The paper also argues that we’ll need a way in which the system talks to the battery. Today, it’s most often a one-way street: A dedicated charge controller charges the battery according to its own programming, and the system simply asks, periodically, for a status update. What the paper proposes is that Windows or another OS actually communicate with and control the charger, so that the total battery life of the system can be optimized.
And that’s not a simple operation, either. Consider, as the paper does, a scenario in which you’re about to leave on a five-hour cross-country flight, in coach. Ideally, you’d want your laptop to charge overnight, so that you could store up enough juice for eight hours or so. But you have to leave in twenty minutes, and you might have another fifteen to cool your heels in the airport. In that case, you’d want your laptop to charge fast, to maximize the amount of time you’d be able to work in the air.
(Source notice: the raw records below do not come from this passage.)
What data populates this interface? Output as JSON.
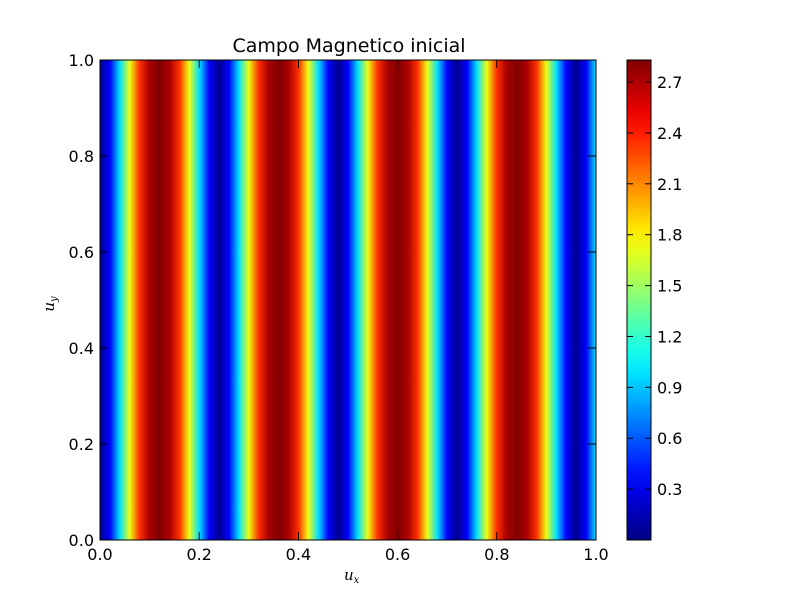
{
  "chart_data": {
    "type": "heatmap",
    "title": "Campo Magnetico inicial",
    "xlabel": "u",
    "xlabel_sub": "x",
    "ylabel": "u",
    "ylabel_sub": "y",
    "xlim": [
      0.0,
      1.0
    ],
    "ylim": [
      0.0,
      1.0
    ],
    "x_ticks": [
      "0.0",
      "0.2",
      "0.4",
      "0.6",
      "0.8",
      "1.0"
    ],
    "y_ticks": [
      "0.0",
      "0.2",
      "0.4",
      "0.6",
      "0.8",
      "1.0"
    ],
    "colormap": "jet",
    "color_range": [
      0.0,
      2.83
    ],
    "colorbar_ticks": [
      "0.3",
      "0.6",
      "0.9",
      "1.2",
      "1.5",
      "1.8",
      "2.1",
      "2.4",
      "2.7"
    ],
    "field": {
      "description_formula": "value depends only on x; stripes vertical",
      "x_samples": [
        0.0,
        0.02,
        0.04,
        0.06,
        0.08,
        0.1,
        0.12,
        0.14,
        0.16,
        0.18,
        0.2,
        0.22,
        0.24,
        0.26,
        0.28,
        0.3,
        0.32,
        0.34,
        0.36,
        0.38,
        0.4,
        0.42,
        0.44,
        0.46,
        0.48,
        0.5,
        0.52,
        0.54,
        0.56,
        0.58,
        0.6,
        0.62,
        0.64,
        0.66,
        0.68,
        0.7,
        0.72,
        0.74,
        0.76,
        0.78,
        0.8,
        0.82,
        0.84,
        0.86,
        0.88,
        0.9,
        0.92,
        0.94,
        0.96,
        0.98,
        1.0
      ],
      "values": [
        0.05,
        0.35,
        0.98,
        1.72,
        2.35,
        2.72,
        2.82,
        2.72,
        2.35,
        1.72,
        0.98,
        0.35,
        0.05,
        0.35,
        0.98,
        1.72,
        2.35,
        2.72,
        2.82,
        2.72,
        2.35,
        1.72,
        0.98,
        0.35,
        0.05,
        0.35,
        0.98,
        1.72,
        2.35,
        2.72,
        2.82,
        2.72,
        2.35,
        1.72,
        0.98,
        0.35,
        0.05,
        0.35,
        0.98,
        1.72,
        2.35,
        2.72,
        2.82,
        2.72,
        2.35,
        1.72,
        0.98,
        0.35,
        0.05,
        0.35,
        0.98
      ]
    }
  }
}
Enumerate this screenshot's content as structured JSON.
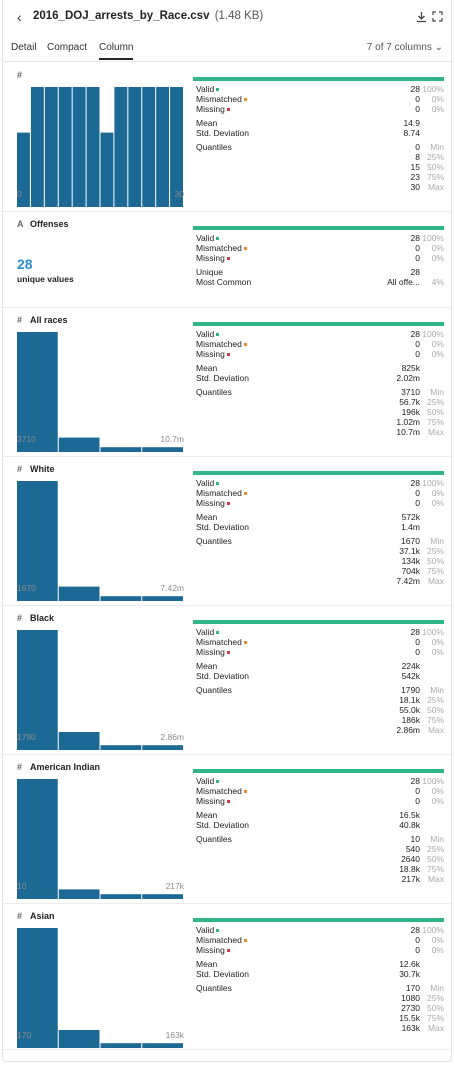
{
  "header": {
    "back_icon": "chevron-left-icon",
    "file_name": "2016_DOJ_arrests_by_Race.csv",
    "file_size": "(1.48 KB)",
    "download_icon": "download-icon",
    "expand_icon": "expand-icon"
  },
  "tabs": [
    {
      "label": "Detail",
      "active": false
    },
    {
      "label": "Compact",
      "active": false
    },
    {
      "label": "Column",
      "active": true
    }
  ],
  "column_count": "7 of 7 columns ⌄",
  "colors": {
    "valid": "#2fb588",
    "mismatched": "#ef8a2f",
    "missing": "#d63a48",
    "histogram": "#1d6996",
    "unique": "#2b8fd6"
  },
  "columns": [
    {
      "name": "",
      "type_icon": "#",
      "kind": "numeric",
      "histogram": [
        0.62,
        1,
        1,
        1,
        1,
        1,
        0.62,
        1,
        1,
        1,
        1,
        1
      ],
      "axis_min": "0",
      "axis_max": "30",
      "summary": [
        {
          "label": "Valid",
          "value": "28",
          "pct": "100%"
        },
        {
          "label": "Mismatched",
          "value": "0",
          "pct": "0%"
        },
        {
          "label": "Missing",
          "value": "0",
          "pct": "0%"
        }
      ],
      "mean_label": "Mean",
      "mean": "14.9",
      "std_label": "Std. Deviation",
      "std": "8.74",
      "quantiles_label": "Quantiles",
      "quantiles": [
        {
          "value": "0",
          "label": "Min"
        },
        {
          "value": "8",
          "label": "25%"
        },
        {
          "value": "15",
          "label": "50%"
        },
        {
          "value": "23",
          "label": "75%"
        },
        {
          "value": "30",
          "label": "Max"
        }
      ]
    },
    {
      "name": "Offenses",
      "type_icon": "A",
      "kind": "text",
      "unique_count": "28",
      "unique_label": "unique values",
      "summary": [
        {
          "label": "Valid",
          "value": "28",
          "pct": "100%"
        },
        {
          "label": "Mismatched",
          "value": "0",
          "pct": "0%"
        },
        {
          "label": "Missing",
          "value": "0",
          "pct": "0%"
        }
      ],
      "unique_row_label": "Unique",
      "unique_value": "28",
      "common_label": "Most Common",
      "common_value": "All offe...",
      "common_pct": "4%"
    },
    {
      "name": "All races",
      "type_icon": "#",
      "kind": "numeric",
      "histogram": [
        1,
        0.12,
        0.04,
        0.04
      ],
      "axis_min": "3710",
      "axis_max": "10.7m",
      "summary": [
        {
          "label": "Valid",
          "value": "28",
          "pct": "100%"
        },
        {
          "label": "Mismatched",
          "value": "0",
          "pct": "0%"
        },
        {
          "label": "Missing",
          "value": "0",
          "pct": "0%"
        }
      ],
      "mean_label": "Mean",
      "mean": "825k",
      "std_label": "Std. Deviation",
      "std": "2.02m",
      "quantiles_label": "Quantiles",
      "quantiles": [
        {
          "value": "3710",
          "label": "Min"
        },
        {
          "value": "56.7k",
          "label": "25%"
        },
        {
          "value": "196k",
          "label": "50%"
        },
        {
          "value": "1.02m",
          "label": "75%"
        },
        {
          "value": "10.7m",
          "label": "Max"
        }
      ]
    },
    {
      "name": "White",
      "type_icon": "#",
      "kind": "numeric",
      "histogram": [
        1,
        0.12,
        0.04,
        0.04
      ],
      "axis_min": "1670",
      "axis_max": "7.42m",
      "summary": [
        {
          "label": "Valid",
          "value": "28",
          "pct": "100%"
        },
        {
          "label": "Mismatched",
          "value": "0",
          "pct": "0%"
        },
        {
          "label": "Missing",
          "value": "0",
          "pct": "0%"
        }
      ],
      "mean_label": "Mean",
      "mean": "572k",
      "std_label": "Std. Deviation",
      "std": "1.4m",
      "quantiles_label": "Quantiles",
      "quantiles": [
        {
          "value": "1670",
          "label": "Min"
        },
        {
          "value": "37.1k",
          "label": "25%"
        },
        {
          "value": "134k",
          "label": "50%"
        },
        {
          "value": "704k",
          "label": "75%"
        },
        {
          "value": "7.42m",
          "label": "Max"
        }
      ]
    },
    {
      "name": "Black",
      "type_icon": "#",
      "kind": "numeric",
      "histogram": [
        1,
        0.15,
        0.04,
        0.04
      ],
      "axis_min": "1790",
      "axis_max": "2.86m",
      "summary": [
        {
          "label": "Valid",
          "value": "28",
          "pct": "100%"
        },
        {
          "label": "Mismatched",
          "value": "0",
          "pct": "0%"
        },
        {
          "label": "Missing",
          "value": "0",
          "pct": "0%"
        }
      ],
      "mean_label": "Mean",
      "mean": "224k",
      "std_label": "Std. Deviation",
      "std": "542k",
      "quantiles_label": "Quantiles",
      "quantiles": [
        {
          "value": "1790",
          "label": "Min"
        },
        {
          "value": "18.1k",
          "label": "25%"
        },
        {
          "value": "55.0k",
          "label": "50%"
        },
        {
          "value": "186k",
          "label": "75%"
        },
        {
          "value": "2.86m",
          "label": "Max"
        }
      ]
    },
    {
      "name": "American Indian",
      "type_icon": "#",
      "kind": "numeric",
      "histogram": [
        1,
        0.08,
        0.04,
        0.04
      ],
      "axis_min": "10",
      "axis_max": "217k",
      "summary": [
        {
          "label": "Valid",
          "value": "28",
          "pct": "100%"
        },
        {
          "label": "Mismatched",
          "value": "0",
          "pct": "0%"
        },
        {
          "label": "Missing",
          "value": "0",
          "pct": "0%"
        }
      ],
      "mean_label": "Mean",
      "mean": "16.5k",
      "std_label": "Std. Deviation",
      "std": "40.8k",
      "quantiles_label": "Quantiles",
      "quantiles": [
        {
          "value": "10",
          "label": "Min"
        },
        {
          "value": "540",
          "label": "25%"
        },
        {
          "value": "2640",
          "label": "50%"
        },
        {
          "value": "18.8k",
          "label": "75%"
        },
        {
          "value": "217k",
          "label": "Max"
        }
      ]
    },
    {
      "name": "Asian",
      "type_icon": "#",
      "kind": "numeric",
      "histogram": [
        1,
        0.15,
        0.04,
        0.04
      ],
      "axis_min": "170",
      "axis_max": "163k",
      "summary": [
        {
          "label": "Valid",
          "value": "28",
          "pct": "100%"
        },
        {
          "label": "Mismatched",
          "value": "0",
          "pct": "0%"
        },
        {
          "label": "Missing",
          "value": "0",
          "pct": "0%"
        }
      ],
      "mean_label": "Mean",
      "mean": "12.6k",
      "std_label": "Std. Deviation",
      "std": "30.7k",
      "quantiles_label": "Quantiles",
      "quantiles": [
        {
          "value": "170",
          "label": "Min"
        },
        {
          "value": "1080",
          "label": "25%"
        },
        {
          "value": "2730",
          "label": "50%"
        },
        {
          "value": "15.5k",
          "label": "75%"
        },
        {
          "value": "163k",
          "label": "Max"
        }
      ]
    }
  ]
}
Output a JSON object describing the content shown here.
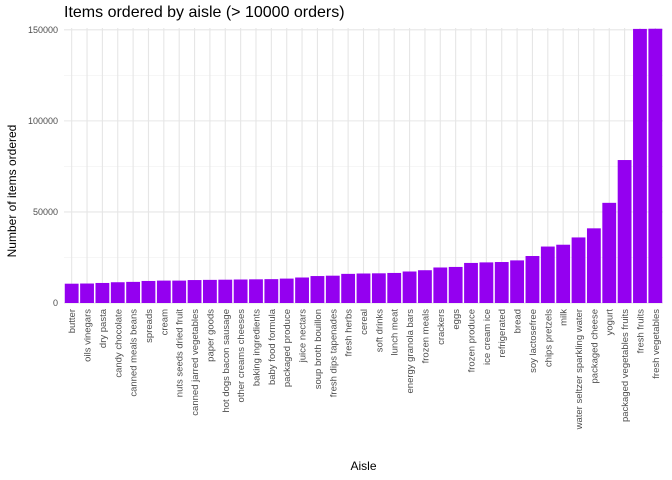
{
  "chart_data": {
    "type": "bar",
    "title": "Items ordered by aisle (> 10000 orders)",
    "xlabel": "Aisle",
    "ylabel": "Number of items ordered",
    "ylim": [
      0,
      151000
    ],
    "yticks": [
      0,
      50000,
      100000,
      150000
    ],
    "grid": true,
    "bar_color": "#9400f0",
    "categories": [
      "butter",
      "oils vinegars",
      "dry pasta",
      "candy chocolate",
      "canned meals beans",
      "spreads",
      "cream",
      "nuts seeds dried fruit",
      "canned jarred vegetables",
      "paper goods",
      "hot dogs bacon sausage",
      "other creams cheeses",
      "baking ingredients",
      "baby food formula",
      "packaged produce",
      "juice nectars",
      "soup broth bouillon",
      "fresh dips tapenades",
      "fresh herbs",
      "cereal",
      "soft drinks",
      "lunch meat",
      "energy granola bars",
      "frozen meals",
      "crackers",
      "eggs",
      "frozen produce",
      "ice cream ice",
      "refrigerated",
      "bread",
      "soy lactosefree",
      "chips pretzels",
      "milk",
      "water seltzer sparkling water",
      "packaged cheese",
      "yogurt",
      "packaged vegetables fruits",
      "fresh fruits",
      "fresh vegetables"
    ],
    "values": [
      10600,
      10700,
      11000,
      11400,
      11600,
      12100,
      12300,
      12300,
      12600,
      12700,
      12800,
      12900,
      13000,
      13100,
      13400,
      14000,
      14800,
      15000,
      16000,
      16200,
      16300,
      16500,
      17300,
      18000,
      19500,
      19800,
      22000,
      22300,
      22500,
      23400,
      25800,
      31000,
      32000,
      36000,
      41000,
      55000,
      78500,
      150500,
      150600
    ]
  }
}
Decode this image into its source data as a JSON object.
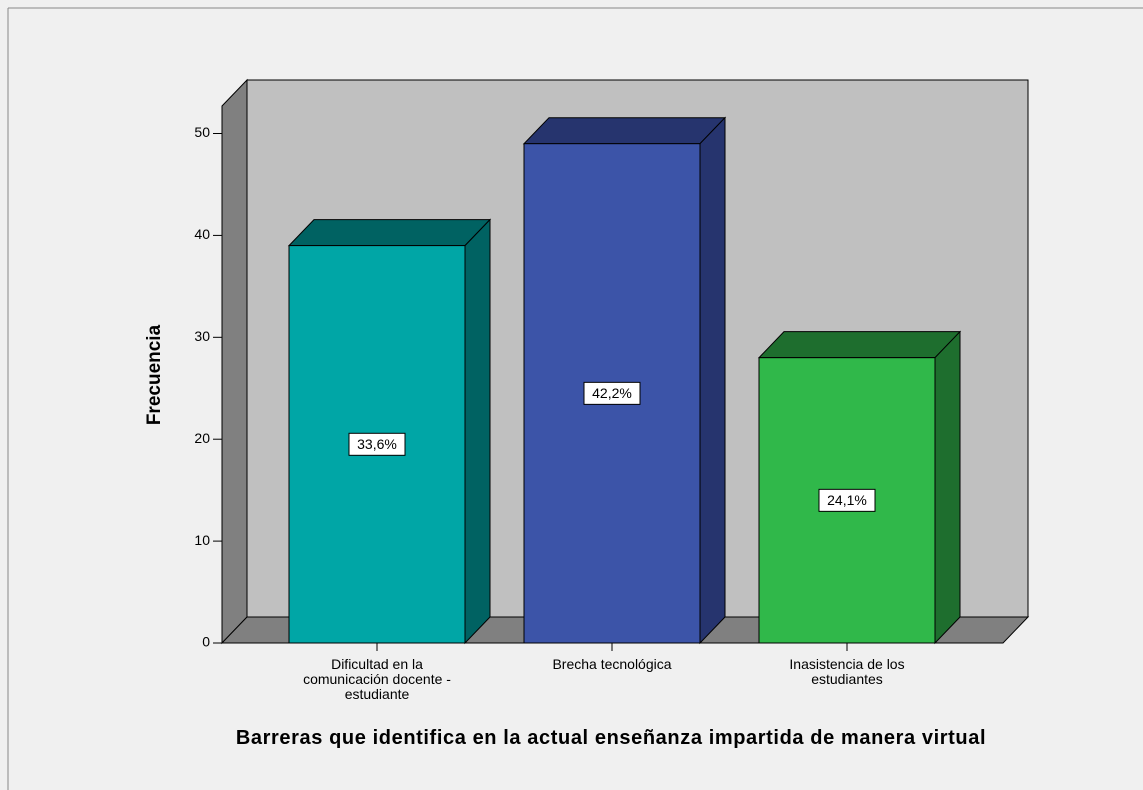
{
  "chart_data": {
    "type": "bar3d",
    "categories": [
      "Dificultad en la comunicación docente - estudiante",
      "Brecha tecnológica",
      "Inasistencia de los estudiantes"
    ],
    "values": [
      39,
      49,
      28
    ],
    "percent_values": [
      33.6,
      42.2,
      24.1
    ],
    "value_labels": [
      "33,6%",
      "42,2%",
      "24,1%"
    ],
    "colors": [
      "#00a6a6",
      "#3c54a8",
      "#30b84a"
    ],
    "side_colors": [
      "#006262",
      "#26346e",
      "#1e6e2e"
    ],
    "ylabel": "Frecuencia",
    "xlabel": "Barreras que identifica en la actual enseñanza impartida de manera virtual",
    "ylim": [
      0,
      52.7
    ],
    "yticks": [
      0,
      10,
      20,
      30,
      40,
      50
    ]
  }
}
If your PC’s calendar (or Cortana) knew this, it would be able to route your charger’s power to the quick-charging battery. Putting charging control under Windows (or Google Now, or the Mac OS) would also allow optimizations to be quickly applied—your device would learn how to charge, just as it learns your schedule, your voice, and other things about you.
In the case of the wearable, Microsoft combined a low-efficiency, bendable battery in the strap with a more efficient lithium-ion battery behind the face of the wearable (a Microsoft Band). Knowing that the user was siting at its desk caused the wearable to drop into a low-power state, pulling power from the less efficient bendable battery. But as the user set out on a run where heart rate and distance had to be monitored closely, the wearable revved up and puled power from the Li-ion battery.
The paper’s authors concluded that SDBs wouldn’t require any additional cost for the controller logic, and could benefit a variety of devices, including drones, smart glasses, and electric vehicles. The next step Actually testing the tech with smart assistants like Cortana and Google Now to see if they can actually control the SDB.